What led you into arts management?
After completing a double major in theatre and Spanish, I opted to pivot and move abroad, not only to become more fluent in Spanish, but also to challenge myself and learn more about the world around me. Fast forward a few years and I found myself hungry to synthesize my skills and find my niche in the arts. The Arts Management program at UB offered an arts management program filtered through an international lens, where the focus was not on churning out administrators, but rather nurturing thinkers, creators and problem solvers.
Most memorable experience in the Program?
For my fieldwork, I collaborated with a classmate to develop a market research study with and for The Shaw Festival in Niagara-on-the-Lake, Canada. Our presentation of the findings analysis was attended by a large number of staff at The Shaw Festival, and resulted in a few immediate changes at the theatre, whose budget at the time was upwards of $20 million. It was an incredible opportunity with high enough stakes to make any grad student nervous. The experience sealed my desire to work in a service capacity and taught me the power of data.
What do you wish you knew then that you know now?
Sometimes it only takes one: one person, one question, one challenge, one ask, one collaborator, one risk, one failure, one success. Sometimes it only takes one to catalyze change.
Advice for current/prospective students?
I write this in May 2020, still under stay at home orders settling in to three months in a post-COVID world. It's deeply distressing to see the massive threat the coronavirus poses to the arts field, particularly the performing arts. Each day I talk to artists who aren't sure when they will be able to safely perform again together and presenters who are laying off their staffs. It's a dark time, to say the least.

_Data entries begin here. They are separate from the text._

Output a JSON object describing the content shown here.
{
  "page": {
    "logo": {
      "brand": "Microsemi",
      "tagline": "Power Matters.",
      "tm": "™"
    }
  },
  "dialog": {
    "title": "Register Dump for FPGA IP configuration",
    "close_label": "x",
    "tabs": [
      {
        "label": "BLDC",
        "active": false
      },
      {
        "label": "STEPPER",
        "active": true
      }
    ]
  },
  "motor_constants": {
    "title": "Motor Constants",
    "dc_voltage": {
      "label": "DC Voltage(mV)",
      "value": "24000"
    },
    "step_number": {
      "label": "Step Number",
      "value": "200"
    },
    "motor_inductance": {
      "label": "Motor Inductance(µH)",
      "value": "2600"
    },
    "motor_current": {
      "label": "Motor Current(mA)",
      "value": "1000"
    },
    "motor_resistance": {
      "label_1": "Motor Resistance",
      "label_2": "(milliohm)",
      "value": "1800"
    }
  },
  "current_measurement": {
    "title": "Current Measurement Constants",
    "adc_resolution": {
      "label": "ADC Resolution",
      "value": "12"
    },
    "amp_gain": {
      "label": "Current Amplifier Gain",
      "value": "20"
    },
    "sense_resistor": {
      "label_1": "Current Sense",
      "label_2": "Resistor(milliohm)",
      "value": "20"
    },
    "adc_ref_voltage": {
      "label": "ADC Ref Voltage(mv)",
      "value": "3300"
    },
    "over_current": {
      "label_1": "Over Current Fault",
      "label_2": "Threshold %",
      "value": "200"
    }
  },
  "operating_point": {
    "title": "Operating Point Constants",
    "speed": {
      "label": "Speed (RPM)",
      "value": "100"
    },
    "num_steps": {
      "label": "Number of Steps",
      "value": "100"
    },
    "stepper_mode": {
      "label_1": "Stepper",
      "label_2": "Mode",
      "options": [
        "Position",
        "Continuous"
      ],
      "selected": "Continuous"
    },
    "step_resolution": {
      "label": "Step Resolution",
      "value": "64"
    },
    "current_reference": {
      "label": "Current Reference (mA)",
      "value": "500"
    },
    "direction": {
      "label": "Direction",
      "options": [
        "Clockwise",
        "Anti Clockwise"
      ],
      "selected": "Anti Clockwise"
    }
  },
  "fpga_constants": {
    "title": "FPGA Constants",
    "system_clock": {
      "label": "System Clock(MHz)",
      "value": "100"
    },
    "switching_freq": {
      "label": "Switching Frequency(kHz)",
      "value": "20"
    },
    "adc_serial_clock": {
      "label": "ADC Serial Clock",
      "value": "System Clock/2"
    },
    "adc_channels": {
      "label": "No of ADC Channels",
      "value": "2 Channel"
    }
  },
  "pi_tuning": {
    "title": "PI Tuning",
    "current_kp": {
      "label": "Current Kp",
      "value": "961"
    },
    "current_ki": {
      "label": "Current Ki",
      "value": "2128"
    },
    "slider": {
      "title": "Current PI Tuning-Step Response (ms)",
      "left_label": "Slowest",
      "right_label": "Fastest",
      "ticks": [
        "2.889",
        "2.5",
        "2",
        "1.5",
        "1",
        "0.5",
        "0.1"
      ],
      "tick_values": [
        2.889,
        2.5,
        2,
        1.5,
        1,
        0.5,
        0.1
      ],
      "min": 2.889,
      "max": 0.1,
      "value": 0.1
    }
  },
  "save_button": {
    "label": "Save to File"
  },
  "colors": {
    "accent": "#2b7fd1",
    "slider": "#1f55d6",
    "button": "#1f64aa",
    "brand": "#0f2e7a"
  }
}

There is a great deal of creativity and optimism emerging simultaneously which gives me hope.
For current and prospective students, my advice at this time would be to stay nimble. Everyone is more resourceful and creative than they realize and resilience is critical. If you have to change course, that's ok. The world will never go back "to normal," and it should not be mourned. "Normal" in the United States, and in many other countries, was largely built on systemic inequities and the marginalization of many. This is a time to adapt in order to survive and create in order to build a more equitable future for all. Let's build a new normal.
The Arts Management program at UB offered an arts management program filtered through an international lens, where the focus was not on churning out administrators, but rather nurturing thinkers, creators and problem solvers.